W taki oto sposób dochodzimy do najważniejszej kwestii, czyli powolnego tempa fabuły, które w zależności od punktu widzenia będzie bądź największą zaletą, bądź wadą tytułu. Nie muszę chyba wspominać, że w żadnym momencie nie zobaczymy efektownych scen akcji, czy to na Ziemi, czy w kosmosie, za to często będziemy mogli się skupić na życiu wewnętrznym postaci. Nie jest to żaden zarzut, a wręcz przeciwnie, bo dzięki temu widzowi łatwiej zżyć się z bohaterami i o wiele głębiej przeżywa on to, co dzieje się na ekranie. Przyznać za to należy, że jeszcze większe spowolnienie fabuły w połowie serii potrafiło już momentami lekko znużyć, głównie z tego powodu, że czasami nie udawało się utrzymać odpowiedniego balansu. W znacznym stopniu było to spowodowane wydłużającym się czasem retrospekcji na początku odcinka, które niekoniecznie były aż tak potrzebne za każdym razem.
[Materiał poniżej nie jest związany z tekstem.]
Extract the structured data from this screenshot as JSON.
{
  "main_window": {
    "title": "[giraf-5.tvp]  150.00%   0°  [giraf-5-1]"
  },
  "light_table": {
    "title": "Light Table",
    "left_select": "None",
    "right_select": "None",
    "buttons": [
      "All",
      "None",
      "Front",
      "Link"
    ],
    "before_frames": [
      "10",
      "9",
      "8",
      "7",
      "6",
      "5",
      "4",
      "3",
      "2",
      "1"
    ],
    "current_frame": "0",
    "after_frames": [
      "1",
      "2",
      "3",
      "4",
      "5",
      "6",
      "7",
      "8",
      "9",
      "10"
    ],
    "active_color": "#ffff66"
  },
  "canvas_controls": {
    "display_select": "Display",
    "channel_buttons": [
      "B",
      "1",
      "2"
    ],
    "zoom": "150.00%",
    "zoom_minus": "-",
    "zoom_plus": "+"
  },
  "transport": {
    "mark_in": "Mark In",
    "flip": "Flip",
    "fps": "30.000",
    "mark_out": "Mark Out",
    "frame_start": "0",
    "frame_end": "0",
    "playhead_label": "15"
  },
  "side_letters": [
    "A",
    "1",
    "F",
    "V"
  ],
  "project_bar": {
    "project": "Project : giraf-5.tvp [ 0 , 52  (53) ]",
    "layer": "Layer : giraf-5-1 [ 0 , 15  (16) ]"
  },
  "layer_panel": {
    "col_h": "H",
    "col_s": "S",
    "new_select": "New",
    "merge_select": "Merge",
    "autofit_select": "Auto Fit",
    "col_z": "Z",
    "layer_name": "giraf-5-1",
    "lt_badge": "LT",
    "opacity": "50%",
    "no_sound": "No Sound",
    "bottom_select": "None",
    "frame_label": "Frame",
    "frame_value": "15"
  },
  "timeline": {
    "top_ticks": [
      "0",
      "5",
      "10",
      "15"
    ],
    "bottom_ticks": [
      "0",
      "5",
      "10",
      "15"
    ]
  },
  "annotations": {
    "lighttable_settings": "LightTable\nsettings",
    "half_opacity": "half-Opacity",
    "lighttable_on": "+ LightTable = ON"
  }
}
Niewątpliwie największym atutem Uchuu Kyoudai są bohaterowie, i to zarówno ze względu na ich wiek, jak i ogólną kreację. Możecie powiedzieć, że się powtarzam, jednak dla mnie stworzenie dojrzałych postaci stanowi zaletę samą w sobie, a niestety nie zdarza się zbyt często. W dodatku wyemitowanie serii o tak poważnej tematyce z bandą nastolatków w rolach głównych byłoby strzałem w stopę. Jasne, można tak zrobić, ale wtedy cały realizm już na wstępie szlag trafia. Zapewne niektórym może się wydawać, że pełnoletność bohaterów oznacza powagę i nudę, ale to guzik prawda. Bardzo wiele osób lubi żartować, w końcu rozsądek nie musi iść w parze z brakiem poczucia humoru. Przykładem idealnym jest sam Mutta, obdarzony zresztą arcyciekawą osobowością. Ten logicznie myślący, inteligentny i wykształcony mężczyzna popełnia tyle różnego rodzaju gaf, że ich ilość niejednego by pewnie załamała. Choć raczej nie należy do optymistów, bo sam o sobie mówi, że urodził się w roku pecha, ma jedną cechę, która sprawia, że z łatwością daje sobie z tym wszystkim radę – potrafi śmiać się z samego siebie. Uważam go za wspaniały materiał na protagonistę, którego jednak nie dałoby się w pełni wykorzystać bez znakomitej pracy jego seiyuu.

Obok Mutty na pierwszy plan wysuwa się Hibito. W przeciwieństwie do brata, nigdy nie zwątpił on w swoje dziecięce marzenie i od najmłodszych lat ciężko pracował, by je w końcu zrealizować. Dzięki temu stał się pierwszym japońskim astronautą na Księżycu. Z powodu pogody ducha i optymistycznego podejścia do wszystkiego zyskał wielką popularność zarówno w ojczyźnie, jak i poza jej granicami. Jest zdecydowanie mniej emocjonalny od brata, przez co sprawia wrażenie dojrzalszego i silniejszego psychicznie, lecz jak się okazuje, są też rzeczy, z którymi nie jest w stanie sobie poradzić. Wątki z nim, utrzymane w poważniejszym tonie (nie mylić z przedramatyzowaniem), stanowiły znakomitą przeciwwagę dla tych pogodniejszych, związanych z osobą Mutty.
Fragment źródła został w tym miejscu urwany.